Kernel 4.6.7-rt14 kernel workqueue lockup - rtnl deadlock plus syscall endless loop

All of lore.kernel.org
 help / color / mirror / Atom feed

* Kernel 4.6.7-rt14 kernel workqueue lockup - rtnl deadlock plus syscall endless loop
@ 2017-01-17 17:39 Elad Nachman
  2017-01-17 17:53 ` Stephen Hemminger
  2017-01-17 17:57 ` David Miller
  0 siblings, 2 replies; 8+ messages in thread
From: Elad Nachman @ 2017-01-17 17:39 UTC (permalink / raw)
  To: netdev

Hi,

I am experiencing sporadic work queue lockups on kernel 4.6.7-rt14 (mach-socfpga).

Using a HW debugger I got the following information:

A process containing a network namespace is terminating itself (SIGKILL), which causes cleanup_net() to be scheduled to kworker/u4:2 to clean up the network namespace running on the process.

Kworker/u4:2 got preempted (plus there are a lot of other work queue items, like vmstat_shepherd, wakeup_dirtytime_writeback, phy_state_machine, neigh_periodic_work, check_lifetime plus another one by a LKM) while holding the rtnl lock.

A processing running waitpid() on the terminated process starts a new process, which forks busybox to run sysctl -w net.ipv6.conf.all.forwarding = 1 .
This in turn starts making a write syscall, calling in turn vfs_write, proc_sys_call_handler, addrconf_sysctl_forward, and finally addrconf_fixup_forwarding().

addrconf_fixup_forwarding() runs the following code:

if (!rtnl_trylock())
                 return restart_syscall();

This fails and restart_syscall() does the following:

set_tsk_thread_flag(current, TIF_SIGPENDING);
         return -ERESTARTNOINTR;

Now the system call goes back to ret_fast_syscall (arch/arm/kernel/entry-common.S)
Testing the flags in the task_struct (which contain TIF_SIGPENDING) the code branches to fast_work_pending, then falls through to slow_work_pending, which
Calls do_work_pending(), and in turn calls do_signal(), get_signal(), dequeuer_signal(), which find no signals, and clears the TIF_SIGPENDING bit when recalc_sigpending() is called, then returns zero.

This causes do_signal() to examine r0 and return 1 (-ERESTARTNOINTR), which is propogated to the assembly code by do_work_pending().
Having r0 equal zero causes a branch to local_restart, which restarts the very same write system call in an endless loop.
No scheduling is possible, so the cleanup_net() cannot finish and release rtnl, which in turn causes the endless restarting of the write system call.

I have sent this to linux-arm-kernel and got a response from Russel King saying that (relating to addrconf_fixup_forwarding, net/ipv6/addrconf.c ):

"
I think the problem is that:

        if (!rtnl_trylock())
                return restart_syscall();

which, if it didn't do a trylock, it would put this thread to sleep
and allow other threads to run (potentially allowing the holder of
the lock to release it.)

What's more odd about this is that it's very unusual and strange for
a kernel function to invoke the restart mechanism because a lock is
being held - the point of the restart mechanism is to allow userspace
signal handlers to run, so it should only be used when there's a
signal pending.
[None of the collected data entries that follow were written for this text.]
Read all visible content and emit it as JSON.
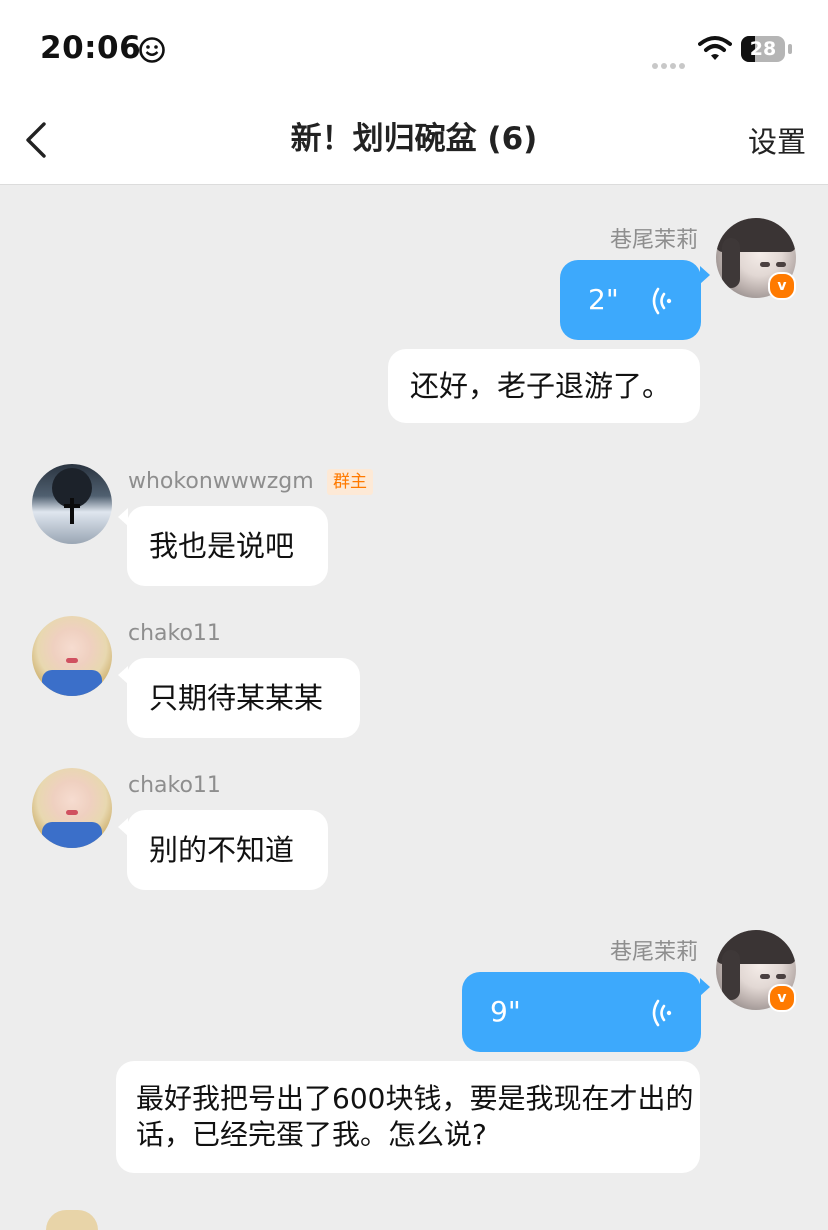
{
  "status_bar": {
    "time": "20:06",
    "battery": "28"
  },
  "header": {
    "title": "新！划归碗盆 (6)",
    "settings_label": "设置"
  },
  "messages": [
    {
      "sender": "巷尾茉莉",
      "side": "right",
      "type": "voice",
      "duration": "2\""
    },
    {
      "side": "right",
      "type": "text",
      "text": "还好，老子退游了。"
    },
    {
      "sender": "whokonwwwzgm",
      "role": "群主",
      "side": "left",
      "type": "text",
      "text": "我也是说吧"
    },
    {
      "sender": "chako11",
      "side": "left",
      "type": "text",
      "text": "只期待某某某"
    },
    {
      "sender": "chako11",
      "side": "left",
      "type": "text",
      "text": "别的不知道"
    },
    {
      "sender": "巷尾茉莉",
      "side": "right",
      "type": "voice",
      "duration": "9\""
    },
    {
      "side": "right",
      "type": "text",
      "text": "最好我把号出了600块钱，要是我现在才出的话，已经完蛋了我。怎么说?"
    }
  ],
  "badges": {
    "verified": "v"
  },
  "colors": {
    "voice_bubble": "#3da9fc",
    "background": "#ededed",
    "verified_badge": "#ff7a00"
  }
}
I think this is a hack in the IPv6 code to work
around some other issue.
"

Any reason we cannot change the above two lines to rtnl_lock() ?

Thanks,

Elad.

IMPORTANT - This email and any attachments is intended for the above named addressee(s), and may contain information which is confidential or privileged. If you are not the intended recipient, please inform the sender immediately and delete this email: you should not copy or use this e-mail for any purpose nor disclose its contents to any person.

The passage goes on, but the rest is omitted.